L’aspetto di Q non venne pensato per essere forzatamente alieno, ma anzi lo si volle rendere simile agli umani, per creare una sorte di empatia. Il supervisore dei truccatori Michael Westmore , infatti, decise di caratterizzare il personaggio tramite un utilizzo razionale di make up e colorando lievemente le labbra di de Lancie, in modo che il personaggio risaltasse rispetto al resto degli attori mantenendo comunque una certa affinità con loro.

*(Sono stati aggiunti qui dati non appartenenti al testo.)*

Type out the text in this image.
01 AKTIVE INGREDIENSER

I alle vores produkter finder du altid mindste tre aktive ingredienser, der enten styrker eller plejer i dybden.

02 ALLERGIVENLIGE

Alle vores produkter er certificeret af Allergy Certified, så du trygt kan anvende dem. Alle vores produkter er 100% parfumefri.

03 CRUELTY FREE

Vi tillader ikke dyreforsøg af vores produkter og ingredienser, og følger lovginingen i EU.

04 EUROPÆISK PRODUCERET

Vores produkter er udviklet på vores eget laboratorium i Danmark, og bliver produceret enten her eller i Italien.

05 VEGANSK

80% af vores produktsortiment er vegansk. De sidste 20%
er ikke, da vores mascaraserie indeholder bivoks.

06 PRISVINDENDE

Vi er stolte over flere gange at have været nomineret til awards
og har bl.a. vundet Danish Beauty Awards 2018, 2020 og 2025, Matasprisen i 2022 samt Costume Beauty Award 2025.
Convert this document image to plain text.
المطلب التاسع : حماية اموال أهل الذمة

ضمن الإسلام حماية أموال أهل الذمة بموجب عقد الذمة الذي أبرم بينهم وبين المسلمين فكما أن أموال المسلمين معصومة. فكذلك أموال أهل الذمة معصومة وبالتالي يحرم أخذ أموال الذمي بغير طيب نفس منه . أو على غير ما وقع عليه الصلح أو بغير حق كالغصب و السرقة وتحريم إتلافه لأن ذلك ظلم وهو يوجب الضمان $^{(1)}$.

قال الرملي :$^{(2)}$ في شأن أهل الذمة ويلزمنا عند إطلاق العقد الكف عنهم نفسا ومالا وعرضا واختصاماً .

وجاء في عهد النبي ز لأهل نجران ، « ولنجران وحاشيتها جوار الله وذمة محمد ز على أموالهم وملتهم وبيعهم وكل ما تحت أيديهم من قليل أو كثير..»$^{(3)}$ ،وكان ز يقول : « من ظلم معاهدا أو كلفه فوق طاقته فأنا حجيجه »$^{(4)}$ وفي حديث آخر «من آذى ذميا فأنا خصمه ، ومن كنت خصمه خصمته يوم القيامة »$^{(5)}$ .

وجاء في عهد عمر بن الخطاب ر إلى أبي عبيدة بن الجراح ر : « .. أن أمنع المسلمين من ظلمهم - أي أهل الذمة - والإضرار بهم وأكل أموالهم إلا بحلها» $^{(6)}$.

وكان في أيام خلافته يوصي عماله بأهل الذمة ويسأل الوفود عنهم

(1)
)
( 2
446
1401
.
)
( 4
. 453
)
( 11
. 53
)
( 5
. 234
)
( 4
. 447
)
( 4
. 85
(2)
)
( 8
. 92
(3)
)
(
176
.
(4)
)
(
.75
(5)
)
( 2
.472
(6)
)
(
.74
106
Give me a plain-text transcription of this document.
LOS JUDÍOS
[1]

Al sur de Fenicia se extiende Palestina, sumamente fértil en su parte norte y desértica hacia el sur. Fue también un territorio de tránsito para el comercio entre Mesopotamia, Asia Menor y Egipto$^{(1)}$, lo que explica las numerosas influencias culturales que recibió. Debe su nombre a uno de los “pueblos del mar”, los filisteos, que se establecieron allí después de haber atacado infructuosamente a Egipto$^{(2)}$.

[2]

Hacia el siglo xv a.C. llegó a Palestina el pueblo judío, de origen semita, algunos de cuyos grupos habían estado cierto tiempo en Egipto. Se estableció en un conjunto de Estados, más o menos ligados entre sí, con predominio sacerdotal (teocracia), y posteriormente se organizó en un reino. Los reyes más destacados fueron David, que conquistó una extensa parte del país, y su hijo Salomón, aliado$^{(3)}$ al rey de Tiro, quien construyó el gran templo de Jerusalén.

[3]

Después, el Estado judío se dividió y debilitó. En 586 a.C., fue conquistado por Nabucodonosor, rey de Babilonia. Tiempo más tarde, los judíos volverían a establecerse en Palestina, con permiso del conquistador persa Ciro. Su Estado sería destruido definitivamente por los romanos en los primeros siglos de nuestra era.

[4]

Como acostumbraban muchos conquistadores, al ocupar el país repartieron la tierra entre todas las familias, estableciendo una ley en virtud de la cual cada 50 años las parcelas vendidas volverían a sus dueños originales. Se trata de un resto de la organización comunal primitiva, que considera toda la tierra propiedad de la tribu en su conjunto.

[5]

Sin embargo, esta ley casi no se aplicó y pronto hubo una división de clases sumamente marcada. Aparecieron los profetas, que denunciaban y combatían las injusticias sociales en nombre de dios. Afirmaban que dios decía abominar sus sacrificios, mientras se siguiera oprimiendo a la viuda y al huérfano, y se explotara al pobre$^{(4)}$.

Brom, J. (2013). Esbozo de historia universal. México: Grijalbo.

Q, giudice e giuria dell’umanità

Più complesso fu pianificare la sua entrata in scena come Giudice, il ruolo più iconico di Q, che venne nuovamente presentato nell’ultimo episodio di The Next Generation, Ieri, oggi, domani. Nella sceneggiatura originale di Incontro a Farpoint, Q avrebbe dovuto fluttuare per aria, ma la produzione non riusciva a comprendere come realizzare questo particolare effetto. L’intuizione venne a Herman Zimmerman, che suggerì di posizionare lo scranno del Q giudice su un braccio meccanico di una telecamera, facendolo entrare in scena come se uscisse da un buco nero. Questa idea divenne il meccanismo con cui Picard e i suoi uomini videro muoversi il Giudice Q. Se la genesi di Q sembrò, tutto sommato, abbastanza facile, un altro aspetto si rivelò particolarmente complesso: la sua onnipotenza.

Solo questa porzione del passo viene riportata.